The oil in thyme has been shown to be effective against bacterial infections, making it a great herb for treating colds and the flu. You can use it in various forms, such as teas, ointments, or salves.
Thyme: Its Origin and Uses in History
Many cultures have used the thyme plant for culinary, medicinal, and religious purposes.
- The ancient Egyptians used it in the embalming process for their mummification.
- The ancient Greeks used thyme to scent their baths and freshen their homes as incense.
- The Romans were really the ones to introduce thyme to our palates. Due to its beautiful aroma and flavor, they added it as a flavoring for cheese and liqueurs.
- The Romans then, introduced it to Europe, where it was used for food preservation and flavor dishes.
To this day, thyme is used in a wide range of dishes, including game, fish, poultry, and eggs. In addition, it is used to flavor sauces, soups, and stews.
Cooking With The Herb Thyme
Thyme is part of the mint genus and is cousins with oregano. No wonder they complement each other so well when combined.
In Mediterranean dishes, thyme is one of the most important herbs and blends beautifully with tomato, garlic, and olives used throughout the recipes of the region. Thyme gives soups and stews a savory, rich flavor that enhances the taste of beef, lamb, and other strong game meats.
Other culinary uses of thyme include adding flavor to vegetables, eggs, and creamy sauces such as the Bearnaise sauce. It is a very versatile herb and can be used fresh or dried.

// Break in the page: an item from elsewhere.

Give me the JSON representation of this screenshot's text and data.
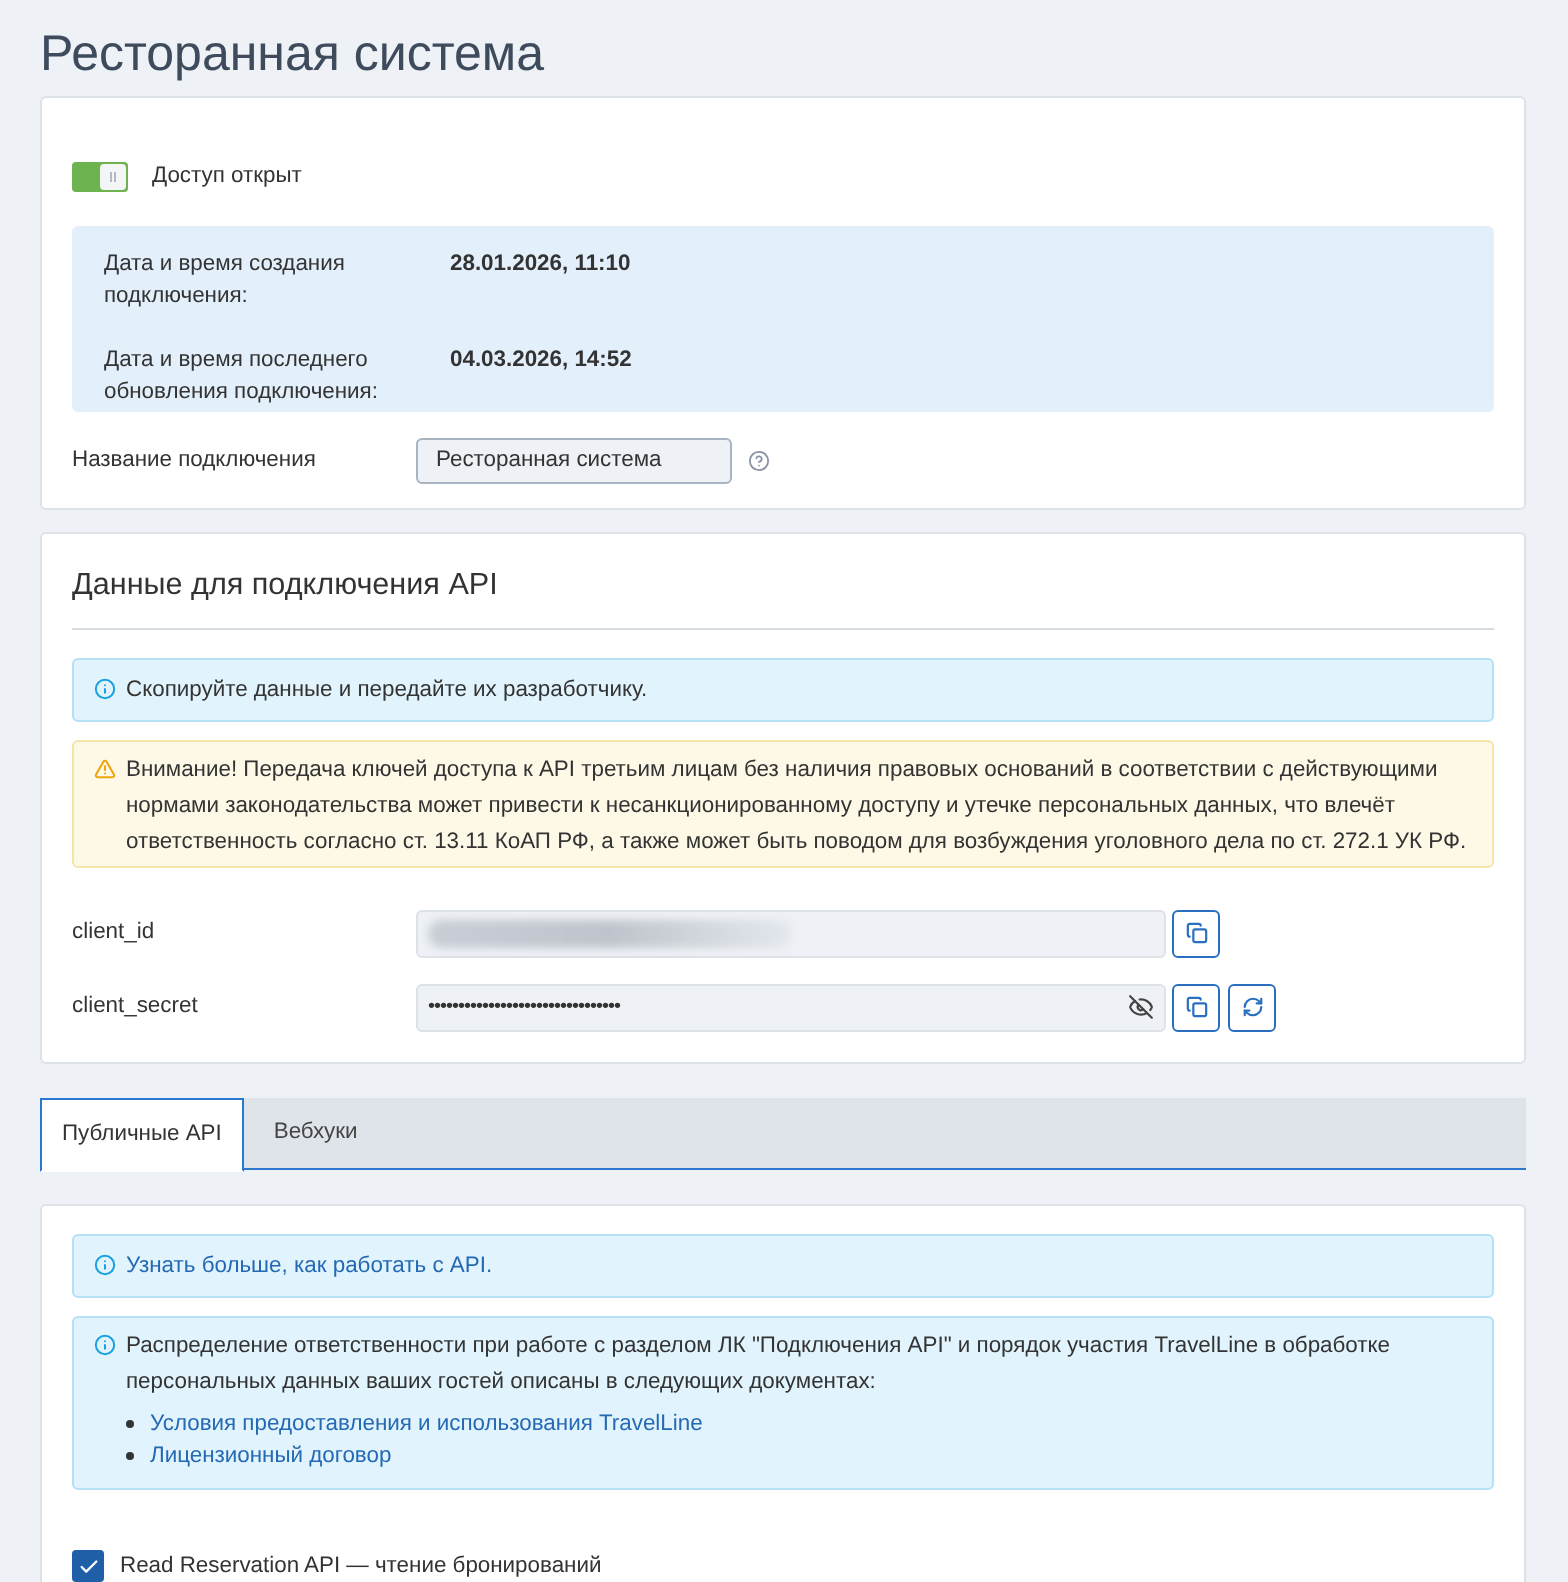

Thyme is a hardy, perennial herb that is easy to grow and a favorite to include in our food gardens. Its hardy and pest-resistant nature makes it an excellent choice for gardeners of all skill levels.
Not only does it make a good companion plant, but it also has many health benefits, from tummy-settling teas to thyme-infused oils. This versatile herb will adapt well to any garden style and deserves a starring role in the home herb garden.